Pagina:Goldoni - Opere complete, Venezia 1922, XXI.djvu/143

Da Wikisource.

LA GELOSIA DI LINDORO 137

Roberto. Oh, oh, la riverisco divotamente. (con ironia)

Lindoro. La supplico in grazia, aver la bontà di concedermi il mio congedo. (seriosamente)

Roberto. Davvero? (con ironia)

Lindoro. Sì signore: il congedo per me, e per Zelinda.

Roberto. Il congedo per tutti due? (come sopra)

Lindoro. Spero ch’ella me l’accorderà di buona voglia, e non vorrà obbligarmi a partire con mala grazia.

Roberto. Oh so, che vossignoria è un giovane proprio e civile, che non è capace di far male grazie, so ch’è un giovane serio e prudente, che ci penserà sopra, e non partirà. (con ironia)

Lindoro. Signore, voi la prendete in ischerzo, ed io vi dico seriamente che intendo d’andarmene, e di condur meco mia moglie.

Roberto. E tutto questo per un sospetto vano, mal fondato, ingiurioso...

Lindoro. Perdonatemi, ho delle ragioni fortissime... Accordatemi la grazia che vi domando, e non mi fate parlar d’avvantaggio.

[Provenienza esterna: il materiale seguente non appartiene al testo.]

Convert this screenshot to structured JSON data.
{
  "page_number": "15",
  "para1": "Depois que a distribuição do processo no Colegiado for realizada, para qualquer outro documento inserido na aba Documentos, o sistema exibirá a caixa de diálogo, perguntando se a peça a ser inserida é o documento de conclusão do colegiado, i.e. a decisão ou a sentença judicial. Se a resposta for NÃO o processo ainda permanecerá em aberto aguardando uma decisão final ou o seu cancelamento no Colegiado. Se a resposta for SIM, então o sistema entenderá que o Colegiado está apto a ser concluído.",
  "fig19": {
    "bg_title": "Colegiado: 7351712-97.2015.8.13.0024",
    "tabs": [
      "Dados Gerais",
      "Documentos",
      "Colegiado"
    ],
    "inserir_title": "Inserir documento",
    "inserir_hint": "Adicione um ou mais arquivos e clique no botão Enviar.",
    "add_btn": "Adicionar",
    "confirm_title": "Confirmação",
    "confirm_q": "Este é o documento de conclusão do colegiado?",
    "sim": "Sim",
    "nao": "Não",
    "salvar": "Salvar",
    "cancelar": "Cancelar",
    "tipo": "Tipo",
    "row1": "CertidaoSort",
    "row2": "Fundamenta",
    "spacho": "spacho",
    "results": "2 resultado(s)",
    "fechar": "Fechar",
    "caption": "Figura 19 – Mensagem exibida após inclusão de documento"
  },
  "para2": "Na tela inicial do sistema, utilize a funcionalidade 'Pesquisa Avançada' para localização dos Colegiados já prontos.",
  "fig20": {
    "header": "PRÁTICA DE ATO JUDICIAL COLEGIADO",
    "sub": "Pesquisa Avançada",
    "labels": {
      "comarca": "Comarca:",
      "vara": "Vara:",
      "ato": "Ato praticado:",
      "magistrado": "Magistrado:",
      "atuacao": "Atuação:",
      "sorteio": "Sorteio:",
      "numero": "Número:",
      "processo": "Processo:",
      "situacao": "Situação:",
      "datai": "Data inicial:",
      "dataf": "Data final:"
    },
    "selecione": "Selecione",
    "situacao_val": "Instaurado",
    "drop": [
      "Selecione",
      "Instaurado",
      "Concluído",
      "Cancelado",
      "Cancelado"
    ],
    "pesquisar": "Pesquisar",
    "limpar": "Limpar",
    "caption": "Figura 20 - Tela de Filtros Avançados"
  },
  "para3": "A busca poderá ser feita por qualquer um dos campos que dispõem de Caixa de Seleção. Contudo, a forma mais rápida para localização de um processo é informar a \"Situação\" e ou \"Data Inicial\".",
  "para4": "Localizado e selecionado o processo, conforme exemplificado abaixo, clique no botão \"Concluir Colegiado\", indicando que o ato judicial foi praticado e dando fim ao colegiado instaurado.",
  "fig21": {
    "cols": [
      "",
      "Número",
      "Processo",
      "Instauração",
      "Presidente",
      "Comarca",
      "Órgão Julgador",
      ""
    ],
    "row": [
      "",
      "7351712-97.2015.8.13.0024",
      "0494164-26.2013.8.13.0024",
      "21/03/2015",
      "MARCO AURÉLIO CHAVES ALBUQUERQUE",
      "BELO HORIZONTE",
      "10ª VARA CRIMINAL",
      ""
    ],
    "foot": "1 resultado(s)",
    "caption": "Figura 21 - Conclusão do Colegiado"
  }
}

Roberto. No, non v’accorderò mai che partiate, se non mi dite quali siano queste ragioni fortissime, che voi vantate d’avere.

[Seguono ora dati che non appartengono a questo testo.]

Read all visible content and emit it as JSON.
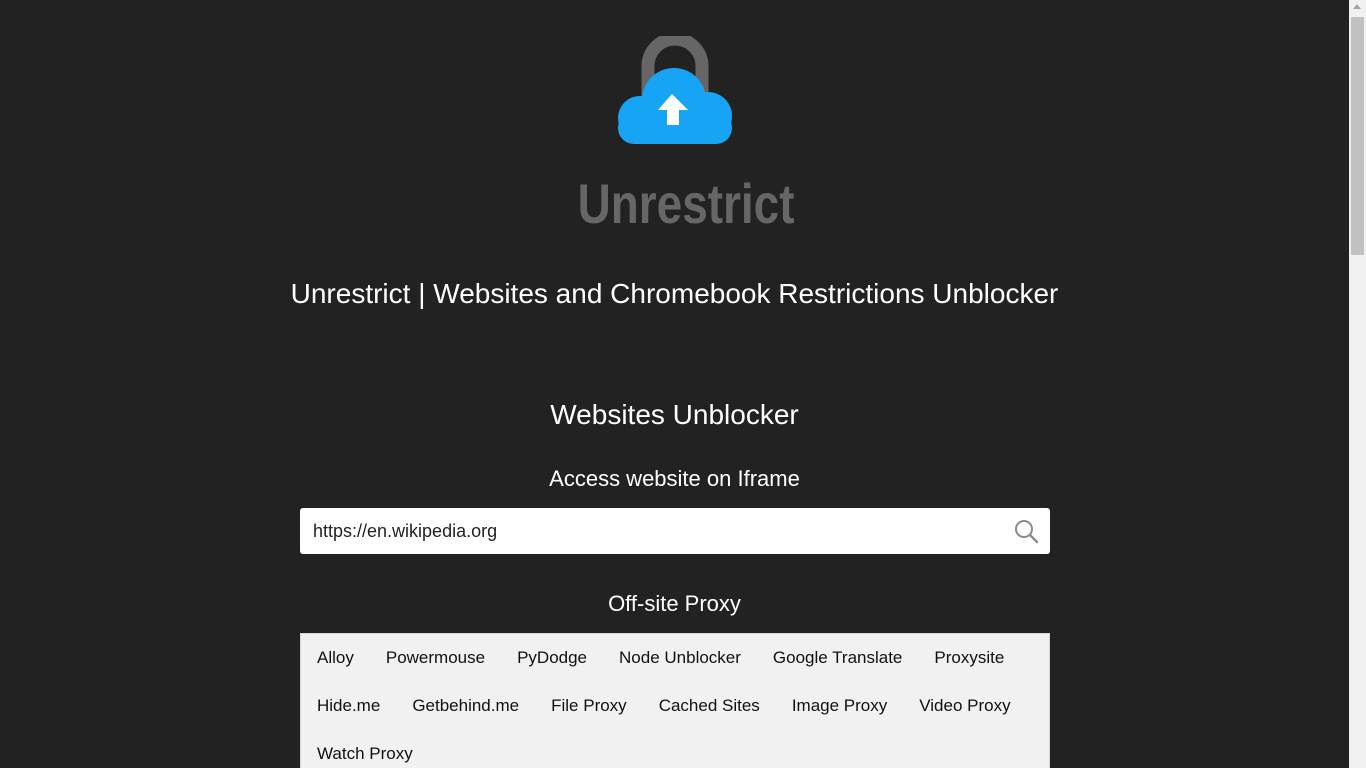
{
  "logo": {
    "text": "Unrestrict",
    "icon": "cloud-lock-upload-icon",
    "colors": {
      "cloud": "#1aa3f5",
      "lock": "#666666",
      "arrow": "#ffffff"
    }
  },
  "header": {
    "site_title": "Unrestrict | Websites and Chromebook Restrictions Unblocker"
  },
  "unblocker": {
    "title": "Websites Unblocker",
    "subtitle": "Access website on Iframe",
    "url_value": "https://en.wikipedia.org",
    "search_icon": "search-icon"
  },
  "proxy": {
    "title": "Off-site Proxy",
    "links": [
      "Alloy",
      "Powermouse",
      "PyDodge",
      "Node Unblocker",
      "Google Translate",
      "Proxysite",
      "Hide.me",
      "Getbehind.me",
      "File Proxy",
      "Cached Sites",
      "Image Proxy",
      "Video Proxy",
      "Watch Proxy"
    ]
  },
  "theme": {
    "background": "#222222",
    "text": "#ffffff",
    "panel": "#f1f1f1"
  }
}
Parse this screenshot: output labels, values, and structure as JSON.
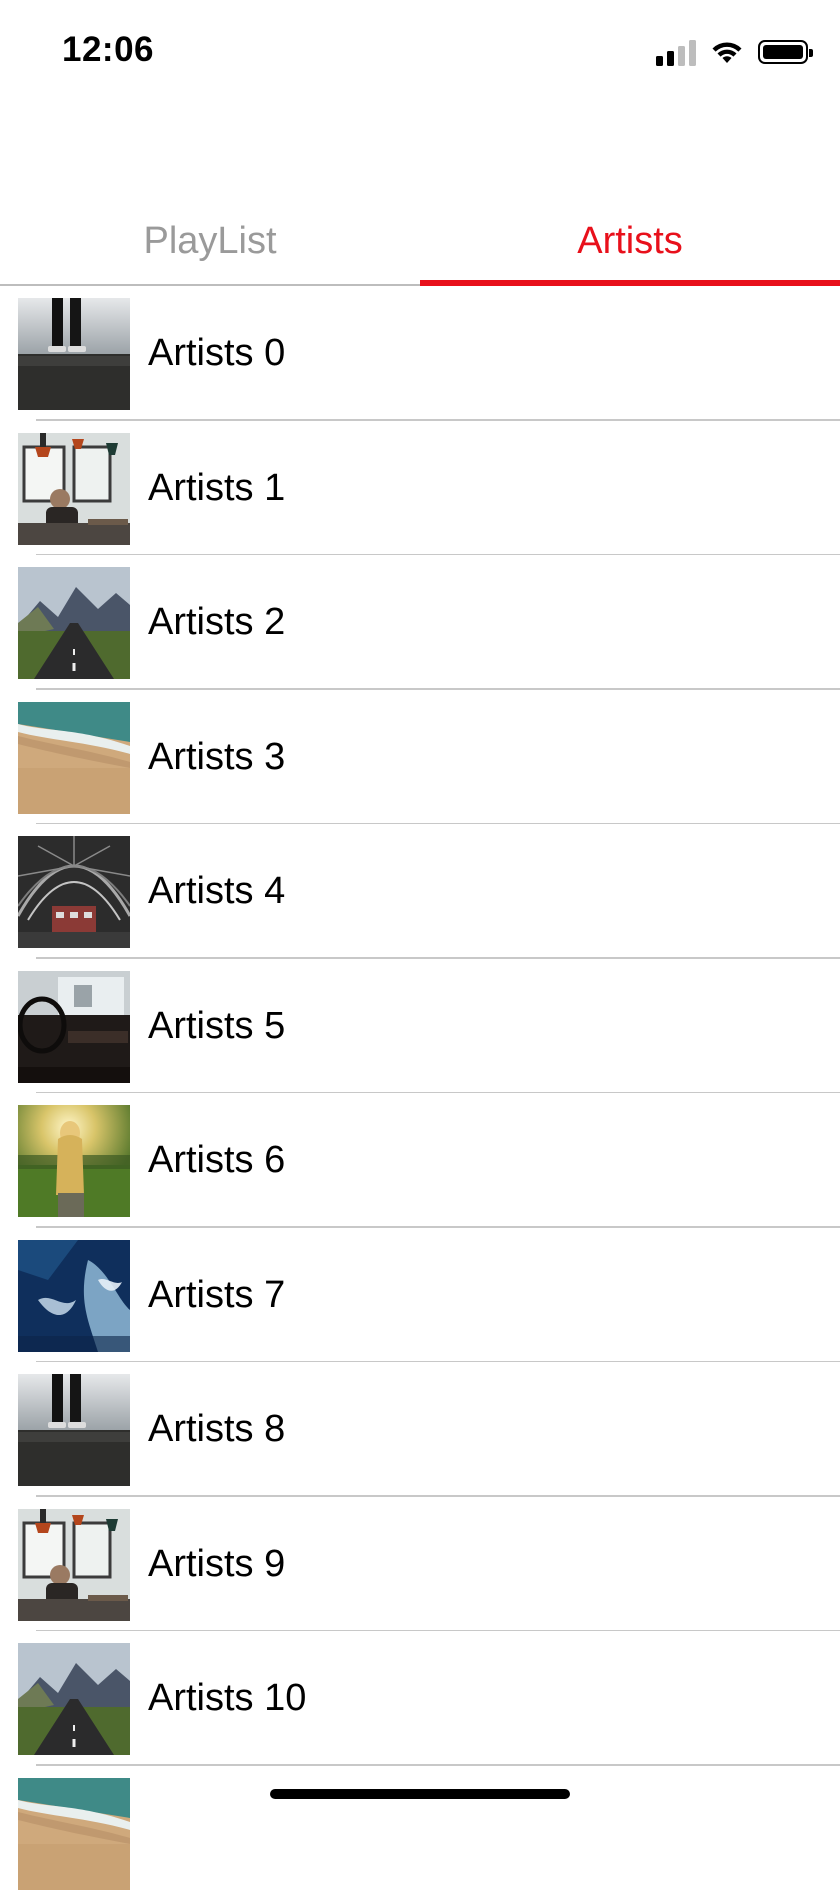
{
  "status_bar": {
    "time": "12:06",
    "signal_icon": "cellular-signal-icon",
    "wifi_icon": "wifi-icon",
    "battery_icon": "battery-icon"
  },
  "tabs": [
    {
      "label": "PlayList",
      "selected": false
    },
    {
      "label": "Artists",
      "selected": true
    }
  ],
  "colors": {
    "accent": "#e8101b",
    "inactive_tab": "#9a9a9a",
    "separator": "#c8c8c8"
  },
  "artists": [
    {
      "label": "Artists 0",
      "image": "person-standing-on-ledge"
    },
    {
      "label": "Artists 1",
      "image": "person-in-cafe"
    },
    {
      "label": "Artists 2",
      "image": "mountain-road"
    },
    {
      "label": "Artists 3",
      "image": "ocean-beach-aerial"
    },
    {
      "label": "Artists 4",
      "image": "train-station-hall"
    },
    {
      "label": "Artists 5",
      "image": "car-interior"
    },
    {
      "label": "Artists 6",
      "image": "woman-in-field-sunset"
    },
    {
      "label": "Artists 7",
      "image": "ocean-water-aerial"
    },
    {
      "label": "Artists 8",
      "image": "person-standing-on-ledge"
    },
    {
      "label": "Artists 9",
      "image": "person-in-cafe"
    },
    {
      "label": "Artists 10",
      "image": "mountain-road"
    },
    {
      "label": "",
      "image": "ocean-beach-aerial"
    }
  ]
}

Lindoro. Signore, quando m’avete licenziato di casa vostra, io sono stato costretto a sortire, e come voi eravate padrone di licenziarmi, io son padrone d’andarmene quando m’aggrada.

Roberto. V’è qualche differenza da voi a me.

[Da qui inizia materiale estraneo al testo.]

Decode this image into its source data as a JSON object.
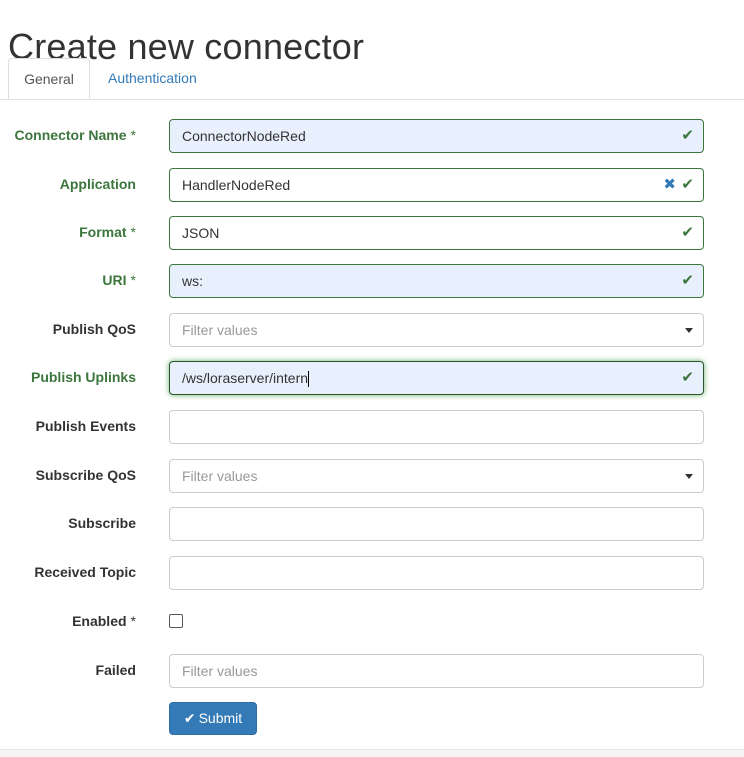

Lindoro. In questo, scusatemi, non vi dee essere differenza alcuna. Le volontà sono libere, e i servitori di qualunque grado si sieno, non sono schiavi venduti.

Roberto. Voi prendete la cosa su un tuono un poco troppo serioso. Io non sono capace di usarvi nè violenze, ne ostilità. Se cerco di trattenervi, non è che l’amore che m’obbliga a persuadervi. Sapete quel ch’ho fatto per voi. Non posso dispensarmi dal dirvi che siete un ingrato, ma se volete andare, andate, che il cielo vi benedica.

Lindoro. E Zelinda ha da venire con me.